Сергей Городецкий
Машенька
править
Когда Маша Вешнева вышла из дверей темного и душного вокзала и прямо перед собой увидела огромную, тяжелую фигуру всадника на диком, как бывает в сказках, коне, как бы застывшем над пропастью, а невдали приземистую белую с пятью круглыми и серыми куполами церковь у начала длинной, светлой и зовущей перспективы Невского, ее страх перед Петербургом пропал, и опять уверенная бодрость, с которой она три дня тому назад выехала из дому, вернулась к ней.
Страх же взял ее в вагоне, когда на последних станциях, при частых остановках неторопливого ее поезда, стали вскакивать гладкие, суховатые, подстриженные люди в черном, с портфелями и палками, показавшиеся ей совсем новой, невиданной еще и неприятной породой людей.

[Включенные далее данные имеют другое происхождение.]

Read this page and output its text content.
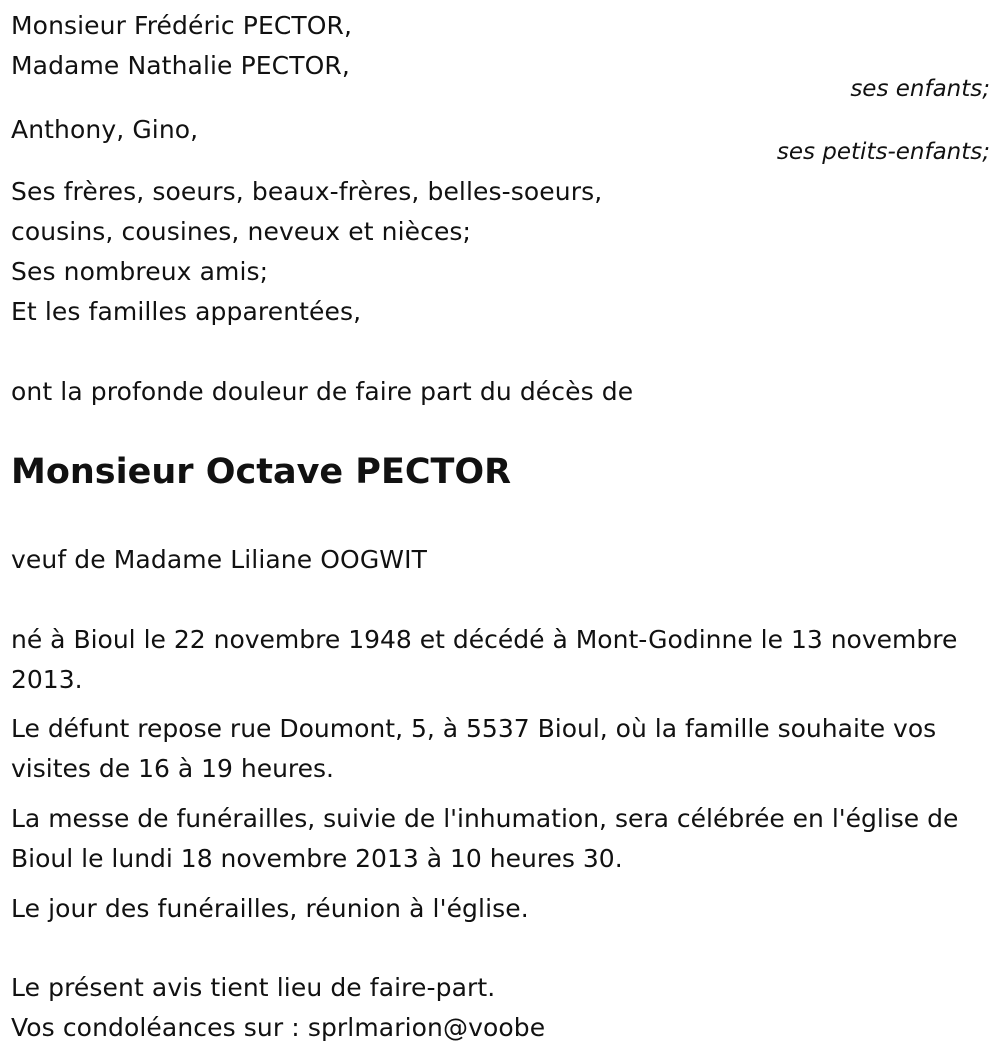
Monsieur Frédéric PECTOR,
Madame Nathalie PECTOR,
ses enfants;
Anthony, Gino,
ses petits-enfants;
Ses frères, soeurs, beaux-frères, belles-soeurs,
cousins, cousines, neveux et nièces;
Ses nombreux amis;
Et les familles apparentées,
ont la profonde douleur de faire part du décès de
Monsieur Octave PECTOR
veuf de Madame Liliane OOGWIT
né à Bioul le 22 novembre 1948 et décédé à Mont-Godinne le 13 novembre 2013.
Le défunt repose rue Doumont, 5, à 5537 Bioul, où la famille souhaite vos visites de 16 à 19 heures.
La messe de funérailles, suivie de l'inhumation, sera célébrée en l'église de Bioul le lundi 18 novembre 2013 à 10 heures 30.
Le jour des funérailles, réunion à l'église.
Le présent avis tient lieu de faire-part.
Vos condoléances sur : sprlmarion@voobe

Страх усилился, когда она, чтобы не смотреть на этих людей, прислонилась к окну и рассмотрела длинный ряд фабричных, тоненьких таких и дышащих таким несообразно черным, густым и бесконечным дымом труб.
Ей показалось, что она в ловушке: с одной стороны — трубы, с другой — эти люди. И эти трубы с этими людьми, конечно, давние друзья, а она одна, чужая им, иная. Она попалась.
Выйдя из вокзала, она забыла это чувство, как мгновенно утихшую боль, и оглядывалась почти весело. Почти всегда веселыми были ее ясные, полные, сочные голубые глаза на розоватом и округлом лице. И почти всегда улыбались ее жарко-алые, причудливо очерченные уста.
Маша оглянулась. Из задних рядов замахал ей рукой извозчик, подумав, что как раз такую провинциалку, которая сама чемоданишко несет, везти его тряской, вылинявшей пролетке.
С трудом добравшись до него, Маша сказала адрес, по которому надо было везти ее.
Извозчик почесал за ухом.
— Далече, да уж ладно, отвезу, садитесь, — сказал он.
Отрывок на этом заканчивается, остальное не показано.